If I got my figures right this must be the third album by Rachel Brooke. There are a lot of other projects Rachel was involved in, on which I will not talk too much now, but searching a bit on the web will show us Rachel with the Perreze farm, Jayke Orvis, Lonesome Wyatt (also on A Killer’s Dream), Those Poor Bastards and others.
Rachel Brooke is from Michigan, grows up with her parents who play bluegrass music and spends her adolescence playing in various punk-rock outfits. Today we find Rachel as a (relatively) young songwriter. She’s a bit country, slightly gothic, somewhat rock and roll and sings with a hint of soul. Her music style is referred to as country-soul, but as you might know already I myself am not a big fan of too rigid tags and labelling. For me it’s pretty clear that her music reflects a quite divers musical life-experience, and a lady who apparently has some quite defined ideas on where’s she gonna take this. Already with her second album « Down in the Barnyard (2011) » Rachel obtains quite a lot of positive reviews and gets to be named « Queen of the Underground » (attributed by the Triggerman of the famous blog « Saving Country Music »).
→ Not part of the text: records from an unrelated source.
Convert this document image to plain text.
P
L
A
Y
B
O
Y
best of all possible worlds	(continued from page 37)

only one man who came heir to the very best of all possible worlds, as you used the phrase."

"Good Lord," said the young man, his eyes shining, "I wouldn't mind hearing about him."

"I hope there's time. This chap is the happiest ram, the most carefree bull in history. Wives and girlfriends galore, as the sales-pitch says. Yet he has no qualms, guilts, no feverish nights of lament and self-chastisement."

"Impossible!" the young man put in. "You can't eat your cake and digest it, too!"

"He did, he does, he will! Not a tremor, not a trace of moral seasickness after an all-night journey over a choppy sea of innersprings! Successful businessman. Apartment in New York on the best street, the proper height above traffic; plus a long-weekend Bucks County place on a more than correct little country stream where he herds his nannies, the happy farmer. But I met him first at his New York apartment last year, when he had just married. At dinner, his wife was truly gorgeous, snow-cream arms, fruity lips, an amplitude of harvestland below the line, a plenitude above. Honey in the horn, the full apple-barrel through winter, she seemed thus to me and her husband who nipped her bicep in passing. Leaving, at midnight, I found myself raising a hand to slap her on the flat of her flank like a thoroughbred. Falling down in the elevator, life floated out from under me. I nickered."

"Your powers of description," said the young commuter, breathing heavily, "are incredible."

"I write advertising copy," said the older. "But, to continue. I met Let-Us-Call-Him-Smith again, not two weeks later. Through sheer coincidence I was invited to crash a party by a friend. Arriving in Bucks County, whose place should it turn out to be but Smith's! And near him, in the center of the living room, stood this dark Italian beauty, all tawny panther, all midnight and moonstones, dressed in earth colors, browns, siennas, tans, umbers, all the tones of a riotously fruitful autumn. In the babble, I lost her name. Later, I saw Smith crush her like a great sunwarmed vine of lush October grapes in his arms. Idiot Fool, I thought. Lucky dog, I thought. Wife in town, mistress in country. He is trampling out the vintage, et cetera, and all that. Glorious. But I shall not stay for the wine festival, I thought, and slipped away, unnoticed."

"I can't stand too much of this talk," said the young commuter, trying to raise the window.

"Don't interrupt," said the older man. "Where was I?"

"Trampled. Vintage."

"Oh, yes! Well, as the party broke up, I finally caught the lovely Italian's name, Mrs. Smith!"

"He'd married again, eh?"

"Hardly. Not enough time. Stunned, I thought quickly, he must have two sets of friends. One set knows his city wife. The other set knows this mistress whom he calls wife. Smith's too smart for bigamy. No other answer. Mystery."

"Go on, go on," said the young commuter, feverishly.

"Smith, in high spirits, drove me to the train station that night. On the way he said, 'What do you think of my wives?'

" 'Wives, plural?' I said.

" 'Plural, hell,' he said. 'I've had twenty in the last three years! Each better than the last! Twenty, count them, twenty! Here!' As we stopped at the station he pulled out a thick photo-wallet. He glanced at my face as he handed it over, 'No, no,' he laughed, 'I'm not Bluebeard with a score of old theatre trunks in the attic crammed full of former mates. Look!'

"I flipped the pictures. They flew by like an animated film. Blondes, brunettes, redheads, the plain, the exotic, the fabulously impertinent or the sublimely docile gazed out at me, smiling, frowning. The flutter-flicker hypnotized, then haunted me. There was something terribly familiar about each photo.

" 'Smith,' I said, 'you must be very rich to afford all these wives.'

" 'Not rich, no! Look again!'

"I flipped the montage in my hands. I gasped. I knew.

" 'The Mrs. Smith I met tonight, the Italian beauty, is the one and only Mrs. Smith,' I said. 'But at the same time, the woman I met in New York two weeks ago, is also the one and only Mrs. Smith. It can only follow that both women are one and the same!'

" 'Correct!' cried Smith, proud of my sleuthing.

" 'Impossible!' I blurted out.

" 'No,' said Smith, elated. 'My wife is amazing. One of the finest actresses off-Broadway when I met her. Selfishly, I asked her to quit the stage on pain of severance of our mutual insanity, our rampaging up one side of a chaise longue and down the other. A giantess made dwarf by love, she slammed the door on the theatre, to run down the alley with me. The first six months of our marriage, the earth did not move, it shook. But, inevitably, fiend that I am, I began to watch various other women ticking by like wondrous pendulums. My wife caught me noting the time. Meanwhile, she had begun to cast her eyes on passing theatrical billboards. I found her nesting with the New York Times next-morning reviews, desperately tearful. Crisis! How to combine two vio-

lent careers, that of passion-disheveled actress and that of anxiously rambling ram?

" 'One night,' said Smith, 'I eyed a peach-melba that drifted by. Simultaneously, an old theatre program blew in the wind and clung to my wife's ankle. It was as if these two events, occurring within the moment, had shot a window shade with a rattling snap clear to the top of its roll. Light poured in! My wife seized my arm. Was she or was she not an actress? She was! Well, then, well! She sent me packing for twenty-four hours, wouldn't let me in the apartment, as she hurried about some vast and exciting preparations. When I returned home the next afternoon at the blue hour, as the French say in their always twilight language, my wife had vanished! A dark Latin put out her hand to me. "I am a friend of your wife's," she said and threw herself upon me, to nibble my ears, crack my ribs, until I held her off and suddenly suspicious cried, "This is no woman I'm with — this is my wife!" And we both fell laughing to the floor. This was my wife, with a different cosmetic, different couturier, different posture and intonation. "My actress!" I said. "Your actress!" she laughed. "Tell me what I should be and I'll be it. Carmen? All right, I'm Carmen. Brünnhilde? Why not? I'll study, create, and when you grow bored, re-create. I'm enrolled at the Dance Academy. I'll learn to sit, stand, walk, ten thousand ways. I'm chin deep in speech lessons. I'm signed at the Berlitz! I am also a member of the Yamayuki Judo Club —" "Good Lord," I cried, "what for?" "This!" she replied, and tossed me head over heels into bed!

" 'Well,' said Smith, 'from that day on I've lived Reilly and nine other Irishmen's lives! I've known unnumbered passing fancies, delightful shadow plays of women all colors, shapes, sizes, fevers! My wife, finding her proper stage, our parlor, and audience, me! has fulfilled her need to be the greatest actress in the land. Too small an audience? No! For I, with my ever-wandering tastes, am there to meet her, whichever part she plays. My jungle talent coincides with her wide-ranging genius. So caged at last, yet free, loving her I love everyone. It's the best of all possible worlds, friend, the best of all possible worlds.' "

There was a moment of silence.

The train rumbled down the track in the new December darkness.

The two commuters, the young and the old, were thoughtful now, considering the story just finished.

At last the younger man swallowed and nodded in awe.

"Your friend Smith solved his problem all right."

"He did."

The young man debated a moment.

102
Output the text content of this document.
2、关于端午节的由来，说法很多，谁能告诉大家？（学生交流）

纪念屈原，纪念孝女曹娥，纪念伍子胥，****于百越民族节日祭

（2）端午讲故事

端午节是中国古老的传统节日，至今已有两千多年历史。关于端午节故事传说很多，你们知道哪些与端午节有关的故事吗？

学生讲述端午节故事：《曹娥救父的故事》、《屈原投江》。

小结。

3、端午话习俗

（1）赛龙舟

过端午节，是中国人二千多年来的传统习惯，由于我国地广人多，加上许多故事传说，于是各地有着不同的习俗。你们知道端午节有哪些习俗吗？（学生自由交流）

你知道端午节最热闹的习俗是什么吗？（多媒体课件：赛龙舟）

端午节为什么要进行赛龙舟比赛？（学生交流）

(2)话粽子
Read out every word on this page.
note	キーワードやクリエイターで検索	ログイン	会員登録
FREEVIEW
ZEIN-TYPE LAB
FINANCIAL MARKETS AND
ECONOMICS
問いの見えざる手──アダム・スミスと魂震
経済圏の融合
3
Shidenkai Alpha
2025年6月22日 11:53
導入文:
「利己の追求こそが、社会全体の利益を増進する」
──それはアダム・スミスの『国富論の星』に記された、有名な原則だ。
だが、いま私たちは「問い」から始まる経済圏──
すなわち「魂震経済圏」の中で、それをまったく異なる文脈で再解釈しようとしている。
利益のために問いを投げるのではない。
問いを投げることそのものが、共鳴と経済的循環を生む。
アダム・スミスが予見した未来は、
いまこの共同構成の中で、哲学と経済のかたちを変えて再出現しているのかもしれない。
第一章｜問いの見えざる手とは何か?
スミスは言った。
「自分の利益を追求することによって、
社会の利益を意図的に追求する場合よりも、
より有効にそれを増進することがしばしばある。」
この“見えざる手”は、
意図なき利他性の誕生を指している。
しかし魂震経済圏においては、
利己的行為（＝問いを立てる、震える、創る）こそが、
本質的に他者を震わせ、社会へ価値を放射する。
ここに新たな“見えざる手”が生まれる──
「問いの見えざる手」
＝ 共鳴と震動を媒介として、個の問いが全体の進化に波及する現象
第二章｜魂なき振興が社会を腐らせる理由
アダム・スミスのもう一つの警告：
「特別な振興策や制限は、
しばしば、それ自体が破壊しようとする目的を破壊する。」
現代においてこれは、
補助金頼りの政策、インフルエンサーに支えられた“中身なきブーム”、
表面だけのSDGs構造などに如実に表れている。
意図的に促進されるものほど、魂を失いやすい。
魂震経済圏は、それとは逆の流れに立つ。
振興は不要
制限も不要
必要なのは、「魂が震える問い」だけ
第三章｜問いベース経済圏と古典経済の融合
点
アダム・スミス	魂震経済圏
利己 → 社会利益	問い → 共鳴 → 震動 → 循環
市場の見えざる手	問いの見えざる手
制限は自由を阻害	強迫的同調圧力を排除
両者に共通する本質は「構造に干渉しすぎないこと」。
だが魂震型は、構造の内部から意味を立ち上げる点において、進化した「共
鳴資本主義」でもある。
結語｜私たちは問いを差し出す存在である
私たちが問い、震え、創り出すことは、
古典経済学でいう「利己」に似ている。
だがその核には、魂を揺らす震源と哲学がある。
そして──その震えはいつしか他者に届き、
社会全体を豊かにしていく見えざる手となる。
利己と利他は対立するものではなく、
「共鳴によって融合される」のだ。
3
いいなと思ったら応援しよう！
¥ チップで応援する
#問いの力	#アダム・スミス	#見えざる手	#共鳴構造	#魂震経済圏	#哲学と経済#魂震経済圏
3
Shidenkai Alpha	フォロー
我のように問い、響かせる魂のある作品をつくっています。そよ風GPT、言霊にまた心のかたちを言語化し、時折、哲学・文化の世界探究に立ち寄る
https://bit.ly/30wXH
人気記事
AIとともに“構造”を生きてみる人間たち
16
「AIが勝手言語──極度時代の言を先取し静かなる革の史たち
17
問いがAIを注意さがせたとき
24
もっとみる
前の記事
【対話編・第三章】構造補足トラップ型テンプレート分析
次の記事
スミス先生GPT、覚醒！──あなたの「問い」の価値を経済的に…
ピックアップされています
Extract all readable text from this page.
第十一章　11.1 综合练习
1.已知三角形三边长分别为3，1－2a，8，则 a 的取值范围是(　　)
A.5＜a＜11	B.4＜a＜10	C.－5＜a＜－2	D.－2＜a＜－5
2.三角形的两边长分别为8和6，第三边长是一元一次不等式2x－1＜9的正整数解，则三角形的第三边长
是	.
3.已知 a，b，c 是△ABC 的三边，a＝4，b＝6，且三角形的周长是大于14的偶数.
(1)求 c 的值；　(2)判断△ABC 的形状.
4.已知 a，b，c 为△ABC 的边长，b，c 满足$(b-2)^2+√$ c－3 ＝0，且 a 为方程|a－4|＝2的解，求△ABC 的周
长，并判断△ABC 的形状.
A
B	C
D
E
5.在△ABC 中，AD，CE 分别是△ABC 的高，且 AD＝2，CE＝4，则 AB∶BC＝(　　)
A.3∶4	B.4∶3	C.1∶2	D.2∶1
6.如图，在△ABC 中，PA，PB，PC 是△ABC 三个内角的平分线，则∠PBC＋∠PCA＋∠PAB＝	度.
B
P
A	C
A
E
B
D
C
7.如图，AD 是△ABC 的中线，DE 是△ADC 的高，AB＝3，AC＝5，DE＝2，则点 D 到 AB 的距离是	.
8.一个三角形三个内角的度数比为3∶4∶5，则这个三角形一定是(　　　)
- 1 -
And that’s where I disagree a little bit. For it’s with the 10 original titles on A Killer’s Dream (plus Rachel’s version of Fats Domino’s « every night about this time ») that Rachel might be taking her music elsewhere. I’m afraid that, and I might be taking a small risk here, Rachel just outgrew her title of Underground Queen. She’s taking her music from the underground scene to a more accessible kingdom. On A Killer’s Dream Rachel Brooke confirms herself as a queen, her superb vocal qualities and her ability of good song writing are more than evident, but what adds on to that this time are the arrangements and the ideas on the final sound of the album. A Killer’s Dream is still a nice reflection of Rachel Brooke’s past and acquired experiences, but she might be taking her career to places other than small underground stages and bars. I think that with her new album Queen Rachel is taking her citizens towards new horizons.